Bon Jovi has a couple of songs in the upcoming Al Pacino film, “Stand Up Guys,” and the band just completed their 12th studio album, “What About Now,” set for release early next year.

They also have a world tour kicking off in Connecticut on Feb. 9.

Bon Jovi was in a jovial mood when he sat down with The Associated Press last week to discuss his group’s upcoming projects, but turned somber when he discussed some of the more painful events to hit him in 2012, including the recent troubles of his 19-year-old daughter, Stephanie Bongiovi, found unresponsive in her dorm room at an upstate New York college last month after an apparent heroin overdose.

Still, he discussed it all with candor — and optimism.

Q. What was the intent of releasing the single, album and tour in stages?

A. I know how to do it. It’s as simple as that. ... New songs are why artists go on the road.

Q. Tell me about being part of the Jersey rocker pedigree.

A. Depends what day of the week that it is. Those are my roots. That truth helped us not fall into the trap of our peer group in the mid-’80s.

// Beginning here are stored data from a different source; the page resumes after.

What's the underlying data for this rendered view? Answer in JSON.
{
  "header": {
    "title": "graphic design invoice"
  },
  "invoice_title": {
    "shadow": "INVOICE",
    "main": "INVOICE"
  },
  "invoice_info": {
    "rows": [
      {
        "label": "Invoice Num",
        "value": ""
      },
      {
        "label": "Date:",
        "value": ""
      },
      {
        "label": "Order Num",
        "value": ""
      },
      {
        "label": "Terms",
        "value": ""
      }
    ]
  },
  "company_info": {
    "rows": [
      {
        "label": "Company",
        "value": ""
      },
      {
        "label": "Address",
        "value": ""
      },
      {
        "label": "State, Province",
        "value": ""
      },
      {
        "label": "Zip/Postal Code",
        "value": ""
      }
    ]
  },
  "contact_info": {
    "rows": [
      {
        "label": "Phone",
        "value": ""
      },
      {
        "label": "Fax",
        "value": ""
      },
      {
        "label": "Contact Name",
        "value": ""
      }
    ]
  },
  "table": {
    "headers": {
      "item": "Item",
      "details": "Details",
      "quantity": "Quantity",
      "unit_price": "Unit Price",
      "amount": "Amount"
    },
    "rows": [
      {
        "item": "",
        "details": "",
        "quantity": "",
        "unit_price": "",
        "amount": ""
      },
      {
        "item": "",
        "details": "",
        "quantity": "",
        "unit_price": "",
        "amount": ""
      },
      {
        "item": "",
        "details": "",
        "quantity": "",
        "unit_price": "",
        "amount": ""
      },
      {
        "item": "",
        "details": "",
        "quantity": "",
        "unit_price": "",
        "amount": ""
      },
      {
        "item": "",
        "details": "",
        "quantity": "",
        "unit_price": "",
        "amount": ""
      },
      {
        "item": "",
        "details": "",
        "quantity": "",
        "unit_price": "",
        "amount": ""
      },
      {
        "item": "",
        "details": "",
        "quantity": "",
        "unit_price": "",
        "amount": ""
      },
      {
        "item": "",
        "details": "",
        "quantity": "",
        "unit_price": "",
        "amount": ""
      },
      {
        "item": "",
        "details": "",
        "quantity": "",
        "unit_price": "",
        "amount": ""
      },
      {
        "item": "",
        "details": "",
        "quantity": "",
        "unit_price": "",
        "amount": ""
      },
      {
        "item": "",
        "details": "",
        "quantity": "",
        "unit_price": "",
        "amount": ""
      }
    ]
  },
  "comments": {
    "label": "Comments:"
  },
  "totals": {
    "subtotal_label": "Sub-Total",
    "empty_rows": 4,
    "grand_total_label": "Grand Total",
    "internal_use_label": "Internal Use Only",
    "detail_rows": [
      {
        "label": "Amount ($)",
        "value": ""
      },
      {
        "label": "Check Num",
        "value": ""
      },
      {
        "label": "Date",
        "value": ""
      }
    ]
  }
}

Being from New Jersey was actually a great asset, now that I’m a much older, wiser man. ... If you were to ask me about a mistake I have made, it’s calling my fourth album, ‘New Jersey,’ because for the first time in my life, we were compared to the E Street Band. I don’t think we’re anything like the E Street Band. There’s a Jersey root there. I love the band. I grew up loving them. But I didn’t want to sit up there telling (imitating Springsteen), ‘Jonny when I was 16 ...’ Uh uh. There was a lot of guys jumping on that bandwagon. I didn’t do that.

Q. Do you see similarities between you and Bruce Springsteen as philanthropists?

A. My philanthropy is no relation to anybody else’s. None. My philanthropy and what we do at the foundation speaks for itself and has no relation to anyone’s.

I don’t know what he does as a humanitarian. I have no clue. ... I’m talking about what I do at the Soul Kitchen (his community restaurant in New Jersey). It’s a whole other level. It’s millions of dollars in a foundation that does stuff.

Q. With your daughter recently in the news, how do you go forward from there?

A. I didn’t have any sisters. We bring home this girl the first day. Now what? Where’s the manual? There was no manual. So you bring her up the best you can, you surround her with hugs and kisses and know that she may eventually fall down. I appreciate the outpouring of kindness in light of what happened in my household. I’m shocked as much as the next parent with this situation and had no idea. But then you surround them with the best help and love and move on, and that’s where we’re at with it. Steph is a great kid. Great GPA. Cool school, Hamilton College up in Clinton, N.Y. Everything about it is idyllic. She was doing great. Then a sudden and steep decline. Hopefully, we caught it when we did and that’s the end of it.